Kubernetes 101 - pods 3

In part 2 of pods 101 series, we explored how to deploy and configure Kubernetes pods declaratively using YAML manifest files. We used this manifest in a combined way to deploy multiple pods at the same time, which is the industry standard for deploying Kubernetes resources.
In this post we will expand on multi-container pods by deploying a sidecar container. Let's get started.
What is a sidecar?
A sidecar (slightly different from the Indiana Jones motorbike version above), is a container that adds some kind of functionality without being required for the core application to function. A few examples of some tasks a sidecar might be used for in a pod is to scrape logs from the core app container, monitor content, broker connections or even provide extra security by encrypting network traffic.
Note that the sidecar differs quite a bit from the init-container, which is a type of container that prepares and initialises an environment so that it is ready for the core app container to run. Alternatively, the sidecar runs at the same time as the core application and shares the same network namespace resources.
For us to deploy our sidecar, first we can take our combined.yaml manifest from the last post (if you still have it) and, using vim, switch around a few parts so that the nginx pod is clearly defined as the webserver and the ubuntu pod is set as the sidecar.
From there in the args: section of the manifest, we set the sidecar pod to execute a small bash while loop script, which will make it echo a hello message every 5 seconds, unless a crash file exists within the tmp folder which will cause it to exit.

If we run a kubectl get command, we can see that within the our single mainpod we have 2 containers running with a single IP addressed shared between them. For a more granular look into this we can use a kubectl describe command to see the full details of each container within this pod.

For us to see if the sidecar is actually working as expected, we can run a kubectl logs command, but with the -c option to make sure we specify the sidecar container's logs. We can now see that the sidecar really is echoing a hello message every 5 seconds as we configured it:

We can also check if our conditional exit command has worked, by using the kubectl exec command to interact with the sidecar pod, and create a crash file in the container's temp folder. As expected we can see that this does indeed crash the pod.
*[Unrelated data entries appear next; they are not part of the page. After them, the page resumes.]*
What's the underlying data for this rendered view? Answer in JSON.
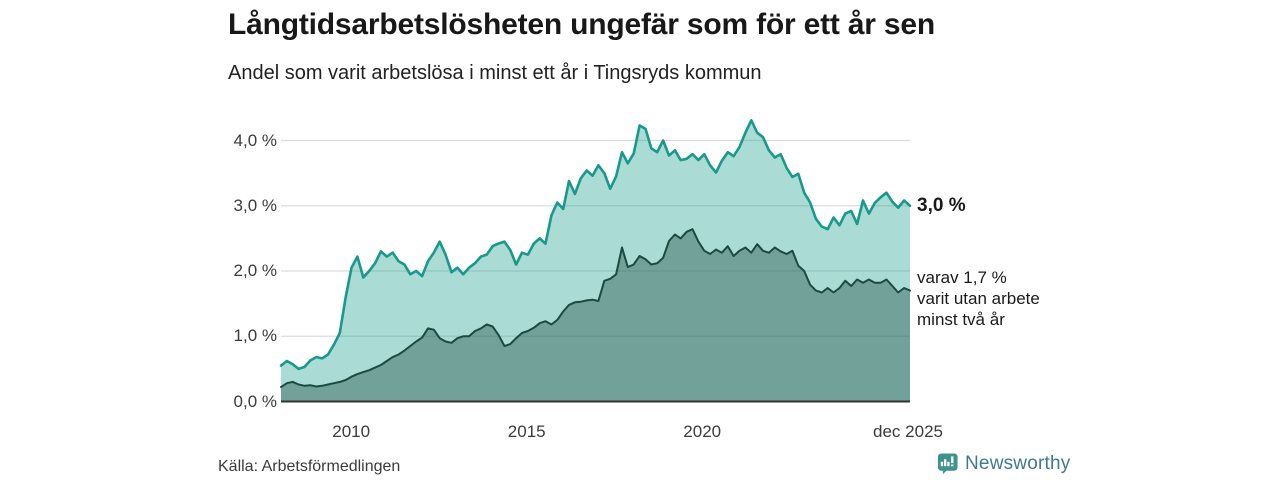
{
  "header": {
    "title": "Långtidsarbetslösheten ungefär som för ett år sen",
    "subtitle": "Andel som varit arbetslösa i minst ett år i Tingsryds kommun"
  },
  "chart_data": {
    "type": "area",
    "unit": "%",
    "grid": "horizontal",
    "ylim": [
      0,
      4.35
    ],
    "x_start_year": 2008.0,
    "x_end_year": 2025.92,
    "x_step_years": 0.1667,
    "x_axis_ticks": [
      {
        "label": "2010",
        "year": 2010
      },
      {
        "label": "2015",
        "year": 2015
      },
      {
        "label": "2020",
        "year": 2020
      },
      {
        "label": "dec 2025",
        "year": 2025.92
      }
    ],
    "y_axis_ticks": [
      {
        "label": "4,0 %",
        "value": 4
      },
      {
        "label": "3,0 %",
        "value": 3
      },
      {
        "label": "2,0 %",
        "value": 2
      },
      {
        "label": "1,0 %",
        "value": 1
      },
      {
        "label": "0,0 %",
        "value": 0
      }
    ],
    "series": [
      {
        "name": "Andel arbetslösa minst ett år",
        "end_value": "3,0 %",
        "line_color": "#18998b",
        "fill_color": "rgba(26,156,140,0.37)",
        "line_width": 2.6,
        "values": [
          0.55,
          0.62,
          0.57,
          0.5,
          0.53,
          0.63,
          0.68,
          0.66,
          0.72,
          0.87,
          1.05,
          1.6,
          2.05,
          2.22,
          1.9,
          2.0,
          2.12,
          2.3,
          2.22,
          2.28,
          2.15,
          2.1,
          1.95,
          2.0,
          1.92,
          2.15,
          2.28,
          2.45,
          2.25,
          1.98,
          2.05,
          1.95,
          2.05,
          2.12,
          2.22,
          2.25,
          2.38,
          2.42,
          2.45,
          2.32,
          2.1,
          2.28,
          2.25,
          2.42,
          2.5,
          2.42,
          2.85,
          3.05,
          2.95,
          3.38,
          3.18,
          3.42,
          3.54,
          3.46,
          3.62,
          3.5,
          3.26,
          3.45,
          3.82,
          3.65,
          3.8,
          4.23,
          4.18,
          3.88,
          3.82,
          4.0,
          3.77,
          3.85,
          3.7,
          3.72,
          3.79,
          3.7,
          3.79,
          3.62,
          3.51,
          3.69,
          3.82,
          3.76,
          3.9,
          4.12,
          4.31,
          4.12,
          4.05,
          3.85,
          3.74,
          3.79,
          3.58,
          3.44,
          3.49,
          3.2,
          3.05,
          2.8,
          2.68,
          2.64,
          2.82,
          2.7,
          2.88,
          2.92,
          2.72,
          3.08,
          2.88,
          3.04,
          3.13,
          3.2,
          3.06,
          2.97,
          3.08,
          3.0
        ]
      },
      {
        "name": "varav utan arbete minst två år",
        "end_value": "1,7 %",
        "line_color": "#1c4a40",
        "fill_color": "rgba(42,90,80,0.45)",
        "line_width": 2,
        "values": [
          0.22,
          0.28,
          0.3,
          0.26,
          0.24,
          0.25,
          0.23,
          0.24,
          0.26,
          0.28,
          0.3,
          0.33,
          0.38,
          0.42,
          0.45,
          0.48,
          0.52,
          0.56,
          0.62,
          0.68,
          0.72,
          0.78,
          0.85,
          0.92,
          0.98,
          1.12,
          1.1,
          0.97,
          0.92,
          0.9,
          0.97,
          1.0,
          1.0,
          1.08,
          1.12,
          1.18,
          1.15,
          1.02,
          0.85,
          0.88,
          0.97,
          1.05,
          1.08,
          1.13,
          1.2,
          1.23,
          1.18,
          1.25,
          1.38,
          1.48,
          1.52,
          1.53,
          1.55,
          1.56,
          1.54,
          1.85,
          1.88,
          1.95,
          2.36,
          2.06,
          2.1,
          2.23,
          2.18,
          2.1,
          2.12,
          2.2,
          2.46,
          2.56,
          2.5,
          2.6,
          2.64,
          2.45,
          2.31,
          2.26,
          2.33,
          2.28,
          2.38,
          2.23,
          2.31,
          2.36,
          2.28,
          2.41,
          2.31,
          2.28,
          2.36,
          2.3,
          2.26,
          2.31,
          2.08,
          2.0,
          1.79,
          1.7,
          1.67,
          1.74,
          1.67,
          1.74,
          1.85,
          1.77,
          1.87,
          1.82,
          1.87,
          1.82,
          1.82,
          1.87,
          1.77,
          1.67,
          1.74,
          1.7
        ]
      }
    ],
    "title": "Långtidsarbetslösheten ungefär som för ett år sen",
    "xlabel": "",
    "ylabel": ""
  },
  "annotations": {
    "total_end": "3,0 %",
    "secondary_lines": [
      "varav 1,7 %",
      "varit utan arbete",
      "minst två år"
    ]
  },
  "footer": {
    "source": "Källa: Arbetsförmedlingen",
    "brand": "Newsworthy"
  },
  "colors": {
    "accent_teal": "#18998b",
    "dark_green": "#1c4a40",
    "brand_teal": "#40928c",
    "brand_text": "#3e7a8c",
    "gridline": "#dcdcdc",
    "axis": "#333333"
  }
}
This section of the 101 series has been a very basic introduction to the power of Kubernetes pods. We have explored most of the basic commands needed to configure and deploy them, as well as the use of multi-container pods and how to use a sidecar container within this configuration. Pods are a seriously powerful abstraction layer that allows us to deploy our containers and applications with an enormous amount of possible configurations. Without Kubernetes pods, there is no Kubernetes architecture.